Unlike, that is, the tried and tested twin-engine Grumman E-2C Hawkeye high-wing turboprop that flies off US carriers with an all-seeing 24 ft radar dish. It’s been bought by several friendly nations and its very latest incarnation, the Advanced Hawkeye (AHE) awaits… But not, it seems, for the Royal Navy.

You may not know this if you’re a land-lubber, but big Aircraft Carriers bring with them their own big problems.

They’re huge and very expensive bits of capital kit. Their crews are huge, floating cities. You have to have at least three of them. Possibly needing more sailors than we have – unless you include admirals without a ship to sit on.

After the first few years’, one Carrier will always be unavailable, in dock for a major refit of engines or avionics. Another will be in for minor repairs or updates, probably available but not working 100 per cent.
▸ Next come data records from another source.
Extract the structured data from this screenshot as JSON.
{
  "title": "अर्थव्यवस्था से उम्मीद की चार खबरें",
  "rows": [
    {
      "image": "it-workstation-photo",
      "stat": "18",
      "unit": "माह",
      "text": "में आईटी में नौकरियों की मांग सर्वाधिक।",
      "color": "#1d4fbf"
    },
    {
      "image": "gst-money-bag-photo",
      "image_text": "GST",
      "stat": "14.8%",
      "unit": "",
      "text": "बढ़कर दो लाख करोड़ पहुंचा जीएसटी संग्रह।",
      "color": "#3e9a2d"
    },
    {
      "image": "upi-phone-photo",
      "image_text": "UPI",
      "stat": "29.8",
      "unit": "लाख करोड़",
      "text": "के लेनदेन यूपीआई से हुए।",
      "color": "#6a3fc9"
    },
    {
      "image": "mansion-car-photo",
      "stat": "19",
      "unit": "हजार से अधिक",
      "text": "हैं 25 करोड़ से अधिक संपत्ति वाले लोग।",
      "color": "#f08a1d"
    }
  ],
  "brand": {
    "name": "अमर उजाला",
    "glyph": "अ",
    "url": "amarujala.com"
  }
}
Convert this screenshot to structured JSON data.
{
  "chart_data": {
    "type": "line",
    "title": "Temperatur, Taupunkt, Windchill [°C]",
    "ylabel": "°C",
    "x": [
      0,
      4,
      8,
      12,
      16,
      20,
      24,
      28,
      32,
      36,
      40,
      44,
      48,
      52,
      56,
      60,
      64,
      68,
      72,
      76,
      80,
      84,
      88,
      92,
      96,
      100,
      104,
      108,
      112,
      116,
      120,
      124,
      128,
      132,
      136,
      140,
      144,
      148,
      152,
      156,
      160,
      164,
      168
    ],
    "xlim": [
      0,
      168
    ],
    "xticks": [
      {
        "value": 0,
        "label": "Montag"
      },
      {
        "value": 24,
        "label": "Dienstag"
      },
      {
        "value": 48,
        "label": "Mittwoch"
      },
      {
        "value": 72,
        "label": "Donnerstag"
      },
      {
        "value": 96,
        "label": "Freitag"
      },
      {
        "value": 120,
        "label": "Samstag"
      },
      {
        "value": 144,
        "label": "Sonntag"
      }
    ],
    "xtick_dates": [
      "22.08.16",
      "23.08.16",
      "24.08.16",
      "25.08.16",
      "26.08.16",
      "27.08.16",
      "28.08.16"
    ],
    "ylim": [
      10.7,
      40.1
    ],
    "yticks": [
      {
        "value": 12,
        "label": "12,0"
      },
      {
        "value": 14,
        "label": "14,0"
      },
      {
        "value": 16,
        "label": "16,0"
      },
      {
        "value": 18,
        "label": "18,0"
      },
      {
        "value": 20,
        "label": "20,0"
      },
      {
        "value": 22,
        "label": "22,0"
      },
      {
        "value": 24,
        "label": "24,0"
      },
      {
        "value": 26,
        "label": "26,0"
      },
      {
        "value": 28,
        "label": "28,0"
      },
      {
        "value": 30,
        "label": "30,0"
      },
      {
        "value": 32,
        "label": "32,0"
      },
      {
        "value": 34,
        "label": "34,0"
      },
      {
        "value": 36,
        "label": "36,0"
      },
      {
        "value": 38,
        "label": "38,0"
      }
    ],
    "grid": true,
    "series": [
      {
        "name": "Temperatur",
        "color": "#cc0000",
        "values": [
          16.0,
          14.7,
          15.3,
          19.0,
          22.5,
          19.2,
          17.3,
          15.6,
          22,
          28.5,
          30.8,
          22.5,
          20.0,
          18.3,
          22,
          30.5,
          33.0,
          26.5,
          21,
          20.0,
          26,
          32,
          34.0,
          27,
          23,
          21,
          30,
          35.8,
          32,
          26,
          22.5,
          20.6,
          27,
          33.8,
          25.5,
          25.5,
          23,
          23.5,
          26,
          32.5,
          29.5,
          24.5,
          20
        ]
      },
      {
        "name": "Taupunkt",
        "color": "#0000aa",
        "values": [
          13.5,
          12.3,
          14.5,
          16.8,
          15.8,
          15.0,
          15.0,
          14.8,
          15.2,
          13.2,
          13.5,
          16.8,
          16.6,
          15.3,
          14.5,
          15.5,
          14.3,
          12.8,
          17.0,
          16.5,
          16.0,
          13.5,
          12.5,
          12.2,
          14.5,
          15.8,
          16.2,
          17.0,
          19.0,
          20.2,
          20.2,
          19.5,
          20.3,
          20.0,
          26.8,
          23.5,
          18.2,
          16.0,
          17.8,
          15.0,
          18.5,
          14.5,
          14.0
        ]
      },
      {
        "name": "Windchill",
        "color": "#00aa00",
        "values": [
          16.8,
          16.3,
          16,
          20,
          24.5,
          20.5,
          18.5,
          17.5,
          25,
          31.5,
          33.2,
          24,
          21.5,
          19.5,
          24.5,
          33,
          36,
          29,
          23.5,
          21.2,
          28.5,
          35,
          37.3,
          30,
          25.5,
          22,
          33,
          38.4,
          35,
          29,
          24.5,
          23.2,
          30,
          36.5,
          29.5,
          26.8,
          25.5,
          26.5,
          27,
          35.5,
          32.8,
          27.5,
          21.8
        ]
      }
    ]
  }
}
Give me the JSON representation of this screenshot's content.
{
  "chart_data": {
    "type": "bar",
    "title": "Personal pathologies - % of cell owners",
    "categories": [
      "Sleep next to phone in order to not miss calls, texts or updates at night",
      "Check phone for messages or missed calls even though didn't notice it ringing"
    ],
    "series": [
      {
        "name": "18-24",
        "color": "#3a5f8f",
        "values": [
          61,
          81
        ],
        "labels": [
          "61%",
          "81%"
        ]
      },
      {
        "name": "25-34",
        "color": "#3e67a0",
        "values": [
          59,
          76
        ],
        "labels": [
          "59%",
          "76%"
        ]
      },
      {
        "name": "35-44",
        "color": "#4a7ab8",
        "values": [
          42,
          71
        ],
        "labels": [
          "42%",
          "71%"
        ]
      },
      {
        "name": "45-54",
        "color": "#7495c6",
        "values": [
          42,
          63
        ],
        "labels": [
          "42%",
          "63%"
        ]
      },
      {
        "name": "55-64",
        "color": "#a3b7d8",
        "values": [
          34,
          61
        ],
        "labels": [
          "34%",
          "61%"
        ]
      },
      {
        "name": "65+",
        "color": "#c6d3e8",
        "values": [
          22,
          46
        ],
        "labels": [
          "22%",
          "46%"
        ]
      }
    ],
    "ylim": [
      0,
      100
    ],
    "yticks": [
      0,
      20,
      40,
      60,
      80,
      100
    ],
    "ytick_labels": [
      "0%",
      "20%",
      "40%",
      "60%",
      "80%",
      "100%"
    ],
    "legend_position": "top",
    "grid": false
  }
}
A Carrier has very little self-protection, mostly wishful-thinking anti-missile missiles or rotary cannon. It therefore ideally needs at least four seriously dedicated anti-aircraft/missile frigates or destroyers deployed way out to its fore and aft, port and starboard.

Ditto anti-submarine frigates and/or hunter-killer submarines against the enemy’s underwater or surface threat.

Obviously the figures vary with each scenario. But you get the drift. That’s a substantial sized fleet just to protect your main asset.

That whole fleet also needs long distance protection from enemy aircraft and/or surface-to-surface missiles, especially modern surface-skimming varieties that can be difficult for radars to pick up.

Line-of-sight or nap of the earth eyeball vision or surface-to-surface radar is in the region of 25 miles at sea. Other radars can give farther range but with less clarity given different climate and sea conditions. Airborne early warning –essential to counter any modern missile or aircraft threat – increases that to around 250 miles plus.

So you can see that our wonderful Royal Navy, in which my father, godfather and uncle proudly served, has been lumbered with two huge Aircraft Carriers to fight a bunch of land-based terrorists as the immediate threat, when at least three are needed to be effective anyway. But also no aircraft, or the wrong aircraft, to fly from them, and no airborne early warning to offer them crucial protection.

You couldn’t make it up. Perhaps we should give up our delusions of grandeur and just ask the Swiss Navy for advice. Methinks they’d have a better idea.

2 thoughts on “ALL AT SEA WITH OUR CARRIERS

  1. I visited the Natioal Memorial Arboretum recently and was astounded to see that the Fleet Air Arm Memorial which is an aircraft carrier in marble had not a single aircraft on it . Perhaps the committee who commissioned it had second sight to realise that in the future our 2 new lovely carriers would not have aircraft in their armoury??

  2. As countries throughout the World continue to see the benefit of Naval Aviation through carrier borne aircraft(U.S., Russia, France. Spain, Italy, Australia and now China) The UK has gone backwards with the vociferous RAF getting the upper hand in inner circles of government .Having succeeded in “advising” the government to ditch cats and traps for new QE aircraft carriers so the range of aircraft they carry will be diminished the RAF recently proposed the RN’s new 65000 tons carriers should only embark 6 aircraft, WHAT! whoever made that proposal is either stupid or, more likely, deliberately trying to sabotage the carrier project. I suspect the latter.The MOD later had to state that 12 aircraft would be carried but even that number belies belief for a carrier her size , she was designed to carry at least 36 aircraft. The plot thickens when we learn the RAF sees the F35B as a replacement for the Tornado and not the Harrier. The RAF want to own 60% of the F35B and base the whole fleet at an RAF station not Yeovilton or Culdrose . Someone needs to tell the RAF if indeed the Tornado needs replacing for the RAF’s dubious strike role they should order the F35A land based aircraft and let the Navy get on with defending the Realm as they have for the last 500 years or so.